Arab activists accuse Israel of Gaza genocide

DUBAI (AFP) - A group of Arab international lawyers and human rights activists accused Israel on Sunday of committing "genocide" through its crippling blockade of the Gaza Strip. "The catastrophic situation in which Gaza citizens live, which led to the deterioration of medical, economic, ecological and humanitarian conditions, in addition to the death of innocent people, amounts to genocide," said the 11 activists in a statement received by AFP. Israel is committing "genocide" as defined in the 1998 Rome Statute of the International Criminal Court, they wrote.
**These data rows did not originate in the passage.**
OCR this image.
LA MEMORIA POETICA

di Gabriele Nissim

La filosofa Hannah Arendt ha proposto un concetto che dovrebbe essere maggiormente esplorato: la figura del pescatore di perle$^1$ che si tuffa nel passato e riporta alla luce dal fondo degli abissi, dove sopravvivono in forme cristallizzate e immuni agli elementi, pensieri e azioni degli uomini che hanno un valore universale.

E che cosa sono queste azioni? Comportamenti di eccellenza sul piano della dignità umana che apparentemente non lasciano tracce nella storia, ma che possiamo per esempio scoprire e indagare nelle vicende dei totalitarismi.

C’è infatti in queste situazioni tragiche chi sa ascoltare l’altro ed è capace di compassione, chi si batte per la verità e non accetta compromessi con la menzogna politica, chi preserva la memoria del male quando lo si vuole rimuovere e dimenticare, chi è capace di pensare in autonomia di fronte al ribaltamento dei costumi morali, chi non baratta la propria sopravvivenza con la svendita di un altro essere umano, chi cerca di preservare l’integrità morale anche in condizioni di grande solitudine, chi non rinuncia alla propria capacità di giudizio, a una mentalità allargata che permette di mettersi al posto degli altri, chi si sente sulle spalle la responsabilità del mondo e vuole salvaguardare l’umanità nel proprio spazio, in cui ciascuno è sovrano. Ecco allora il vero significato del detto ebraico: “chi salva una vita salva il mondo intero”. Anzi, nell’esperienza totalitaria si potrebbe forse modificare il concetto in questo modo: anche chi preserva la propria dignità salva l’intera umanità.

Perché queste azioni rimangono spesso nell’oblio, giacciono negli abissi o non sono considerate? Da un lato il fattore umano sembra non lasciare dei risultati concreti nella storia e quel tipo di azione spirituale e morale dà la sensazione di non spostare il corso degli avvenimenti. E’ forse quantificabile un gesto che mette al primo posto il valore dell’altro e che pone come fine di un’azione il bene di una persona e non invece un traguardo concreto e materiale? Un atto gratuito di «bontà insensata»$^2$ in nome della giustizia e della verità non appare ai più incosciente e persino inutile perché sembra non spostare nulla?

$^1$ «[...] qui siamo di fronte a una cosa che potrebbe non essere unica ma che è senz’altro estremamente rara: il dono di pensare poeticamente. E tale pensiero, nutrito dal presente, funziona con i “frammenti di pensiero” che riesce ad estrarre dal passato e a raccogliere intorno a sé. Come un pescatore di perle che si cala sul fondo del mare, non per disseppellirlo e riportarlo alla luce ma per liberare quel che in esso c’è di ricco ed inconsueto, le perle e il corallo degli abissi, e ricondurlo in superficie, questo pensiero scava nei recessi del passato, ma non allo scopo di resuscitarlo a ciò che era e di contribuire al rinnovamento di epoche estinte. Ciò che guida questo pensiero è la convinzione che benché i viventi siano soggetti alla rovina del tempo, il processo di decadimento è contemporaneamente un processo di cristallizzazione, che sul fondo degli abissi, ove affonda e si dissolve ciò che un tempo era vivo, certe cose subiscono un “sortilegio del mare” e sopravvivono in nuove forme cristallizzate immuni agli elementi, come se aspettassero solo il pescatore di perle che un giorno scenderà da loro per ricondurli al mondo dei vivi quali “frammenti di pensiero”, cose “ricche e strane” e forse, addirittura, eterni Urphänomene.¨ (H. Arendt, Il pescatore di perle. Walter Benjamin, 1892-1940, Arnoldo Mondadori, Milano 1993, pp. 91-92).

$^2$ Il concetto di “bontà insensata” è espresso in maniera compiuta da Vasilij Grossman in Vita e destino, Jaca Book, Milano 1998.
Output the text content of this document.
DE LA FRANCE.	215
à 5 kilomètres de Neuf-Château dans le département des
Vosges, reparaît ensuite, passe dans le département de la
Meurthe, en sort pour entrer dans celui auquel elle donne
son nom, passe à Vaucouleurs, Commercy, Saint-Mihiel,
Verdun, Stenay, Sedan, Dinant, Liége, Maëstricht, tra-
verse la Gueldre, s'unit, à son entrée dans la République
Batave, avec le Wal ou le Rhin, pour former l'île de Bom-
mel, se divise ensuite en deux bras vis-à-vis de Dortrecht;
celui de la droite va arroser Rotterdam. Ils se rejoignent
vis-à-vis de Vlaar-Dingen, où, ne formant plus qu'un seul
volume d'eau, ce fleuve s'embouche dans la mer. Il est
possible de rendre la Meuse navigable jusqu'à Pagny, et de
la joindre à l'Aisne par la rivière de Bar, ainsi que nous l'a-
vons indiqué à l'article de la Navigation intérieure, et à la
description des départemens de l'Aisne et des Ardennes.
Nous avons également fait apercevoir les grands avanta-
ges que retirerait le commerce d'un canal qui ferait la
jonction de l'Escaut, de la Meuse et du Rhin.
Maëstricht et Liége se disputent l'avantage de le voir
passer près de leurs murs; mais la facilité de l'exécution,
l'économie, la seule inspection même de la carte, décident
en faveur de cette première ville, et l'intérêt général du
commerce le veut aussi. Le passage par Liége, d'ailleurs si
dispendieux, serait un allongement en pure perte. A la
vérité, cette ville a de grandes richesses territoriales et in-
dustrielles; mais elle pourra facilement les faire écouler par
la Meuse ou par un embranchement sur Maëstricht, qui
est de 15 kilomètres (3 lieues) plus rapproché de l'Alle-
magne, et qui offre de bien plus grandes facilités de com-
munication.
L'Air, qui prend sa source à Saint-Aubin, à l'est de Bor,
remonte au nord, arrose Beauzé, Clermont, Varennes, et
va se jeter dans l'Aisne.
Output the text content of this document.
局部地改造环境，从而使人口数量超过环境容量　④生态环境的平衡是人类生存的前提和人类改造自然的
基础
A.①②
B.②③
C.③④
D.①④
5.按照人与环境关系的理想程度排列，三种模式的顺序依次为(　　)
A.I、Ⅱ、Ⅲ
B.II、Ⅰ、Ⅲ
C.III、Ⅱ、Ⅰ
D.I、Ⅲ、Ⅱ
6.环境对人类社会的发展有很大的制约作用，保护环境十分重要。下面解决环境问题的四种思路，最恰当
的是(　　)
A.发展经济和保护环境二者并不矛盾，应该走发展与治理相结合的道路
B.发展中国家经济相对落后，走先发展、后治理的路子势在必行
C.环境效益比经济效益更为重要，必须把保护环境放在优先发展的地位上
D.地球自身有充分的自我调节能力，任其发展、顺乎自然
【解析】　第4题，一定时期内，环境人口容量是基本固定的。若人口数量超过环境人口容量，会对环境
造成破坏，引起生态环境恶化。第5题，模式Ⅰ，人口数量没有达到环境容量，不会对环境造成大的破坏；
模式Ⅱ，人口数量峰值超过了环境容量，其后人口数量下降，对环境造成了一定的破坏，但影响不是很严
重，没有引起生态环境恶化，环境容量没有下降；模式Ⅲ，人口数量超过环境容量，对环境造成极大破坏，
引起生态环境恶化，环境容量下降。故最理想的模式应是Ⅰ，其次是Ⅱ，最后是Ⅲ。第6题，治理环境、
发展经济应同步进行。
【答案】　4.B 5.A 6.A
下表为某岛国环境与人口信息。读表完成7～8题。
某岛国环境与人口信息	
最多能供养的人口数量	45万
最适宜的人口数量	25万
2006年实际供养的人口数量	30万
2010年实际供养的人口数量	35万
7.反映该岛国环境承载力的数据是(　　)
Israel has blockaded the impoverished Palestinian territory since the Islamist Hamas movement seized power there in June 2007.  The activists said the blockade "does not comply with any international treaty," including those signed by Arab countries with Israel. "Hence breaking the siege would not violate any international treaty signed by Arab countries with Israel. "International legal responsibility for this crime is borne by anyone who abets or participates in it," they added. More than 40 Western and other activists travelled by boat from Cyprus to the coastal strip in defiance of the blockade last month. The Arab activists recalled that the blockade had been denounced by such prominent figures as South African Nobel Peace laureate Desmond Tutu, who said during a visit to Gaza last May that the international community's "silence and complicity" on the situation there "shames us all." Signatories from Gulf countries included Mahmoud al-Mubarak from Saudi Arabia; Muhammad al-Roken, Muhammad Saqr al-Zaabi and Muhammad al-Qassemi from the United Arab Emirates, and Bahrainis Nabil Rajab and Abdelnabi al-Ikri. Others were Swiss-based Tunisian rights activist Rashid Musalli, Algerian law professor Ahmad Si Ali, Syrian Ahmed Haj Suleiman, Egyptian Abdullah al-Ashaal and Waddah bin Edris of the Cairo-based Arab Programme for Human Rights Activists.